Methods Our approach to calibration of panel-derived TMB to exomic TMB proposes the use of deep learning to model the probability distribution of the label. We found that a mixture of lognormal distributions can model the nonlinear relationship between panel inputs and TMB as well as the complex error distributions. Using our model we examined the effect of different panel inputs, including nonsynonymous, synonymous, and hotspot counts along with genetic ancestry. To generate a tumor-only version of the TCGA data we reintroduced the germline variants from the matched-normal samples and filtered the data using gnomAD.

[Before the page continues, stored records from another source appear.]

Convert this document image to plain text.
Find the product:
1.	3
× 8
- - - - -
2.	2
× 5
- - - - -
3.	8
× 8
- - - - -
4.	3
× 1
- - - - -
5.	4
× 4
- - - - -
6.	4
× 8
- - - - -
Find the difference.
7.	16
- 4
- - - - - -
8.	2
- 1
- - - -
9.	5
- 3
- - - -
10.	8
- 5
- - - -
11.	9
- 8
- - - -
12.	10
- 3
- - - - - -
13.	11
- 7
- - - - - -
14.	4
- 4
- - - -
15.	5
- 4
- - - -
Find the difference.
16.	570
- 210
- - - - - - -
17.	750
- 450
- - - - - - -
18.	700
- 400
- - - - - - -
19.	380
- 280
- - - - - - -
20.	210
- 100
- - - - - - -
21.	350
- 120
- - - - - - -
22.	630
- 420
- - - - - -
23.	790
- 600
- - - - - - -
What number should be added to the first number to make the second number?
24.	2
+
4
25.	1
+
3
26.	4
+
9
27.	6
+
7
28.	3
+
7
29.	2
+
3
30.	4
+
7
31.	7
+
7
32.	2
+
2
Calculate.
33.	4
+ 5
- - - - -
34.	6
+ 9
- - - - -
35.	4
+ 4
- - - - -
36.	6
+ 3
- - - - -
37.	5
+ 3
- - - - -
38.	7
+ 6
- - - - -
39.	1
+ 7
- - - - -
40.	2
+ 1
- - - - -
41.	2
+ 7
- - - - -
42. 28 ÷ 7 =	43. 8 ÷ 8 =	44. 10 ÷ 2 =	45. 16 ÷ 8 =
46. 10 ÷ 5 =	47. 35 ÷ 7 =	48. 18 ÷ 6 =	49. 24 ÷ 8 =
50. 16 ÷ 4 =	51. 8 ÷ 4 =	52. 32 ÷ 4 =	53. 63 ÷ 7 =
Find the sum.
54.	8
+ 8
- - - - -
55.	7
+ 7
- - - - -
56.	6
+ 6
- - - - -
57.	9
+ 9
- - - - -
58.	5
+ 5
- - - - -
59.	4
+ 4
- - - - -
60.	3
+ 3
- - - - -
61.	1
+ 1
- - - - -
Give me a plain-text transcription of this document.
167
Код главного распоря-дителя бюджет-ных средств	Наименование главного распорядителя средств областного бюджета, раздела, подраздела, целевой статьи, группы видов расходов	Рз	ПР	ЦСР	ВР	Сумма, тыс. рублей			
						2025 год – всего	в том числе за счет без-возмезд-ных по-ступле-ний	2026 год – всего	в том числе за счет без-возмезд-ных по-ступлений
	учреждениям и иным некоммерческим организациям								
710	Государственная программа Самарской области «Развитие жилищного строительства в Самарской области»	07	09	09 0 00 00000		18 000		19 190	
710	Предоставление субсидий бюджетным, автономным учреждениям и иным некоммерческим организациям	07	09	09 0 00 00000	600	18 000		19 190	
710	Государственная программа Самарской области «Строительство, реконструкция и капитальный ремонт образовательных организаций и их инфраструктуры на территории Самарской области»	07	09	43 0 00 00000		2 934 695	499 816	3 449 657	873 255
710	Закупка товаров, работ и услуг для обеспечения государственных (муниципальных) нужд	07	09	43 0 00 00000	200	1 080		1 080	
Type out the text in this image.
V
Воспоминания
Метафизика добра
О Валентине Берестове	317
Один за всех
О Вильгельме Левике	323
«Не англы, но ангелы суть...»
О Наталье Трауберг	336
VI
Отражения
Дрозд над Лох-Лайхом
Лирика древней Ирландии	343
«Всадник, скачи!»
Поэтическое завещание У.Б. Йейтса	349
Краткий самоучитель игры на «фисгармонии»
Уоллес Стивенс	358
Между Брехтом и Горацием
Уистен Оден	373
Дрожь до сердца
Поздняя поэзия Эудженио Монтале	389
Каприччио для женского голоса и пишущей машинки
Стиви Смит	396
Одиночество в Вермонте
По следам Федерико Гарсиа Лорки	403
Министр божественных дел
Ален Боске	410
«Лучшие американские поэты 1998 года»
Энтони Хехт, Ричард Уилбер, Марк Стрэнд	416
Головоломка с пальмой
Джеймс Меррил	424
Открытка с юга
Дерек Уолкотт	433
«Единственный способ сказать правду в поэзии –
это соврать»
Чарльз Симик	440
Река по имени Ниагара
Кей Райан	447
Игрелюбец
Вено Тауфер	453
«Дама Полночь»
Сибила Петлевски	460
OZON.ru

Results We were able to model accurately the distribution of both tumor-normal and tumor-only data with our mixture model while a linear model could not (figure 1). Applying a model trained on tumor-normal data to tumor-only input produced biased TMB predictions (figure 2). Including synonymous mutations resulted in better regression metrics across both data types, but ultimately a model able to dynamically weight the various input mutation types exhibited optimal performance. Including genetic ancestry improved model performance only in the context of tumor-only data. Using the probability distribution can help achieve a given positive predictive or negative predictive value.
Conclusions A probabilistic mixture model approach capable of accurately characterizing the distribution of expected exomic TMB from panel inputs better models the nonlinearity and heteroscedasticity of the data. Synthetic tumor-only panel data can allow for the calibration of tumor-only panels to exomic TMB. Leveraging the confidence of the point estimates better informs cohort stratification in terms of TMB.
Acknowledgements The results here are in whole or part based upon data generated by the TCGA Research Network. NGS gene panel assay coordinates were used from the AACR GENIE consortium. This research was supported by the Mark Foundation for Cancer Research (19-035-ASP), and the philanthropy of Susan Wojcicki and Dennis Troper in support of Computational Pathology at Johns Hopkins.